***
Autor : Joanna Patrzylas
Tytuł : Virion
Seria : ?
Wydawnictwo : Novaeres
Stron : 260
Cywilizacja zatoczyła koło- w skutek zagłady sprzed tysiąca lat ludzie cofnęli się w rozwoju, żyjąc jak w czasach średniowiecza. Mimo tego Thymeńczycy prowadzą spokojną egzystencję, bez niepotrzebnych konfliktów. W ich osadzie panuje sprawiedliwość, zaś ludzie są dla siebie życzliwi. Jednak pewne zjawisko coraz bardziej niepokoi władcę, Viggo; pod mury Thymenu podchodzi zielona mgła, zwana virionem, która opętawszy człowieka, popycha go ku złu. Nikt nie wie, jak pozbyć się złowrogiej siły- jedyna nadzieja w starożytnym ludzie, żyjącym w zgodzie ze Źródłem.

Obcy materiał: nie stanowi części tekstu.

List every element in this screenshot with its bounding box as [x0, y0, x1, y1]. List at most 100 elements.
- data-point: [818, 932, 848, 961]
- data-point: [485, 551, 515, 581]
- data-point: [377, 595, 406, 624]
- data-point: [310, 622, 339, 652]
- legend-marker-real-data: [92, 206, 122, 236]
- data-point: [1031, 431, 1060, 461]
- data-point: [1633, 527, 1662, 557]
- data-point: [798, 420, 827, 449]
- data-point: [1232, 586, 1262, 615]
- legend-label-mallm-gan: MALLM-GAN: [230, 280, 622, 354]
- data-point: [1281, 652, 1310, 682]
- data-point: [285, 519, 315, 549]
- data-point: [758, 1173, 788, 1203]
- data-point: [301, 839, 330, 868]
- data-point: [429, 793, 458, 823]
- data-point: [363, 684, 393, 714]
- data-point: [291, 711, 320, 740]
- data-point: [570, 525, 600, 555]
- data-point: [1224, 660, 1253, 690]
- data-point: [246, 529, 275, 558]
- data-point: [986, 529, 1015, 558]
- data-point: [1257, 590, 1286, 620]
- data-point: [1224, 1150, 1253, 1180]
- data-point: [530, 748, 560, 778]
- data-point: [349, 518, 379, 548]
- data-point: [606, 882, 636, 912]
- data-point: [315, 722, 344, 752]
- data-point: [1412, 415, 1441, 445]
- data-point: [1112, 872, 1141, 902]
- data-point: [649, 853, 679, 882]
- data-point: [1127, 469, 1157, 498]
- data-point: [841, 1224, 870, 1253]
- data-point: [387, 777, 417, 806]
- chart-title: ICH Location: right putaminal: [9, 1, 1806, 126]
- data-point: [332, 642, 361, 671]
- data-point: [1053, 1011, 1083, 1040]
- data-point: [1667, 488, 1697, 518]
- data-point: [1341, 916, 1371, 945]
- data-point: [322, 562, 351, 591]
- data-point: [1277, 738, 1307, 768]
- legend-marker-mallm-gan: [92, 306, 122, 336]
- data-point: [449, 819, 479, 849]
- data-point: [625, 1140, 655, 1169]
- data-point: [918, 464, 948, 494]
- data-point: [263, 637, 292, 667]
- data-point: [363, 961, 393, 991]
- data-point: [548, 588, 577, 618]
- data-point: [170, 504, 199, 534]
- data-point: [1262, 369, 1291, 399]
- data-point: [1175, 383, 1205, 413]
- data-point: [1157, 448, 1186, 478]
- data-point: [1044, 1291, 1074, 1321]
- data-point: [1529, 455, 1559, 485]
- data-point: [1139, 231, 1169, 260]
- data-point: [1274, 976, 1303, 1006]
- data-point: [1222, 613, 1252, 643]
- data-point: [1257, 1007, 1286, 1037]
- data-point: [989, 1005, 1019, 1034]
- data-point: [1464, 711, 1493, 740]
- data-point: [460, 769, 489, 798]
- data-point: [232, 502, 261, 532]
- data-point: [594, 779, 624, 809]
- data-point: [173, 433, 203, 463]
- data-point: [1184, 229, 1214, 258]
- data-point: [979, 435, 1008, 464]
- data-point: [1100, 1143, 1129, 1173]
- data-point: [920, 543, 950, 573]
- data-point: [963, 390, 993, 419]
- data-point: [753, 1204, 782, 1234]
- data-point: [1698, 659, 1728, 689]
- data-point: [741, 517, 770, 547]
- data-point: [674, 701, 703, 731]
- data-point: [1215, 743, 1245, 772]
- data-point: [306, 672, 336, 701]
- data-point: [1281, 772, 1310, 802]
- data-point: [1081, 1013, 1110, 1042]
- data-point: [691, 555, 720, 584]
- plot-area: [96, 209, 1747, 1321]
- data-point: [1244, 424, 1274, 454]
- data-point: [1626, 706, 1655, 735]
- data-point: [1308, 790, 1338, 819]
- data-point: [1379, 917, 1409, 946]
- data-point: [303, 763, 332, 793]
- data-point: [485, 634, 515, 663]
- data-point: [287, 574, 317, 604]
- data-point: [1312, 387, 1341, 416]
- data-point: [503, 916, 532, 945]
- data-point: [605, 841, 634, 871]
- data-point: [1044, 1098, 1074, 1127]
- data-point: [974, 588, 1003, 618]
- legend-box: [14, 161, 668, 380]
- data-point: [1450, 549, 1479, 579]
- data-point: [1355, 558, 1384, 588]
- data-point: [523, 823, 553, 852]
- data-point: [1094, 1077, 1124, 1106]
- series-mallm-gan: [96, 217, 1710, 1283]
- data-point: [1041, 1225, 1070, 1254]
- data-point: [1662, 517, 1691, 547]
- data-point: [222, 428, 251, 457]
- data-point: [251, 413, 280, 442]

Wyprawa może okazać się fiaskiem, ale i... sukcesem. Grupa bohaterów rusza w drogę, by ocalić swój świat przed agresją.
Jak zakończy się ta podróż?
Świat bez agresji, kłótni, zła- czy to w ogóle możliwe? Patrząc na obecną sytuację: nie. Tym chętniej sięgnęłam po Virion, ciekawa, jak też autorka poradziła sobie z owym zagadnieniem...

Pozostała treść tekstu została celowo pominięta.